Existing home sales in the United States were essentially flat in March, while the growth in home prices moderated, according to the latest data from the National Association of Realtors.

Sales gains in the Northeast and Midwest were offset by declines in the West and South and Lawrence Yun, NAR chief economist said that current sales levels are underperforming by historical standards.

Total slipped 0.2% to a seasonally adjusted annual rate of 4.59 million in March from 4.6 million in February, and are 7.5% below the 4.96 million unit pace in March 2013. Last month’s sales volume remained the slowest since July 2012, when it was 4.59 million.

‘There really should be stronger levels of home sales given our population growth. In contrast, price growth is rising faster than historical norms because of inventory shortages,’ Yun explained.

However, he expects some improvement in the months ahead. ‘With ongoing job creation and some weather delayed shopping activity, home sales should pick up, especially if inventory continues to improve and mortgage interest rates rise only modestly,’ he said.

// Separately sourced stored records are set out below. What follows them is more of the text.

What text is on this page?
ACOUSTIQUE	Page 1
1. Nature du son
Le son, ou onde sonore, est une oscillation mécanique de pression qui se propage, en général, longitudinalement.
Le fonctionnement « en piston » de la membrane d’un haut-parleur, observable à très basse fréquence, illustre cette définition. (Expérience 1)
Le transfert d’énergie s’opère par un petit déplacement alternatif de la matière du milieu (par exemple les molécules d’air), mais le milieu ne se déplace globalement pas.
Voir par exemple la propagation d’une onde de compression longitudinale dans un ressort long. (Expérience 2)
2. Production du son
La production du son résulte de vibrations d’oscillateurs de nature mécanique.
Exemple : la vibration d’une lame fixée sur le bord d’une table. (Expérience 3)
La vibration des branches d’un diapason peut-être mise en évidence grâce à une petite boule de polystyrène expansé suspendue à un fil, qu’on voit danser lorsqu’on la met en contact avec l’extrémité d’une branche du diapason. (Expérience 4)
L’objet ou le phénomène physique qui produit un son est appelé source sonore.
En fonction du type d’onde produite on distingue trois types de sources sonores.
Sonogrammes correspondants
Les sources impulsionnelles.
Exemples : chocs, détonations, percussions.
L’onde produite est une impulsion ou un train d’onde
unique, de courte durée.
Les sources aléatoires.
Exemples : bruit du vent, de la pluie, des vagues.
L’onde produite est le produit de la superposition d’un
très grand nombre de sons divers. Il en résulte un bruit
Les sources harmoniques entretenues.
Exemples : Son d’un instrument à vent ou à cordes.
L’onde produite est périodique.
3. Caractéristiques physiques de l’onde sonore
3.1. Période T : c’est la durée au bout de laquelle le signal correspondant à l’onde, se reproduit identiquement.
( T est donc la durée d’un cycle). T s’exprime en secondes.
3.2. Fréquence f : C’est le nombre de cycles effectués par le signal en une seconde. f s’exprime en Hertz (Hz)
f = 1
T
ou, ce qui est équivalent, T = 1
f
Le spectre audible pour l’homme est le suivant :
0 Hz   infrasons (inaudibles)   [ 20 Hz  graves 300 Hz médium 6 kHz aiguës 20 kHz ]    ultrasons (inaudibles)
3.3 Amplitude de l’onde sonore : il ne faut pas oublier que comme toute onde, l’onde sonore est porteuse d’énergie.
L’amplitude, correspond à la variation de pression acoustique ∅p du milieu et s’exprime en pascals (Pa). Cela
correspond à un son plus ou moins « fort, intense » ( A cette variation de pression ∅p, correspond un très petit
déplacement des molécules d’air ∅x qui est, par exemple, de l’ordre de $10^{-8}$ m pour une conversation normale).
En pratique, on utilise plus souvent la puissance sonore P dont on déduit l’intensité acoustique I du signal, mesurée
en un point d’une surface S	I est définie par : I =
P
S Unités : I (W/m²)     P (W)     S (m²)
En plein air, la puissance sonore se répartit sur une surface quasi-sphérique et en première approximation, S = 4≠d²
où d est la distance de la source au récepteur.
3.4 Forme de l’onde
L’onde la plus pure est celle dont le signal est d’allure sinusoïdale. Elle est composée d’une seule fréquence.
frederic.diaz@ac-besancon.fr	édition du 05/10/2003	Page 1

The median existing home price for all housing types in March was $198,500, up 7.9% from March 2013 and the data also shows that distressed homes accounted for 14% of March sales, down from 16% in February and 21% in March 2013.

‘With rising home equity, we expect distressed homes to decline to a single-digit market share later this year,’ Yun added.

Some 10% of March sales were foreclosures and 4% were short sales. Foreclosures sold for an average discount of 18% below market value in March, while short sales were discounted 12%.

Total housing inventory at the end of March rose 4.7% to 1.99 million existing homes available for sale, which represents a 5.2 month supply at the current sales pace, up from five months in February. Unsold inventory is 3.1% above a year ago, when there was a 4.7 month supply.

The median time on market for all homes was 55 days in March, down from 62 days in February, and also 62 days on market in March 2013. Short sales were on the market for a median of 112 days in March, while foreclosures typically sold in 55 days and non-distressed homes took 53 days. Some 37% of homes sold in March were on the market for less than a month.

First time buyers accounted for 30% of purchases in March, up from 28% in February and the same as the 30% recorded in March 2013.

‘There are indications that the stringent mortgage underwriting standards are beginning to ease a bit, particularly regarding credit score requirements, but they remain a headwind for entry level and single income home buyers,’ said Steve Brown, NAR president.

‘We also have tight inventory in the lower price ranges where many starter homes are found, but rising new-home construction means some owners will be trading up and more existing homes will be added to the inventory. Hopefully, this will create more opportunities for first time buyers,’ he added.

All cash sales made up 33% of transactions in March compared with 35% in February and 30% in March 2013. Individual investors, who account for many cash sales, purchased 17% of homes in March, down from 21% in February and 19% in March 2013 and 71% of investors paid cash in March.

Single family home sales were unchanged at a seasonally adjusted annual rate of 4.04 million in March, the same as February, but are 7.3% below a year ago. The median existing single family home price was $198,200 in March, which is 7.4% above March 2013.

Existing condominium and co-op sales declined 1.8% to an annual rate of 550,000 units in March from and are 8.3% below in March 2013. The median existing condo price was $200,800 in March, up 11.6% from a year ago.

Regionally, existing home sales in the Northeast rose 9.1% but are 4.8% below March 2013. The median price in the Northeast was $244,700, up 3.2% from a year ago.

Existing home sales in the Midwest rose 4% in March but are 10.3% below a year ago. The median price in the Midwest was $149,600, which is 5.9% above March 2013.

In the South, existing home sales declined 3% in March, and also are 3% below March 2013. The median price in the South was $173,000, up 6.7% from a year ago.

Existing home sales in the West fell 3.7% in March, and are 13.4% below a year ago. The median price in the West was $289,300, which is 12.6% higher than March 2013.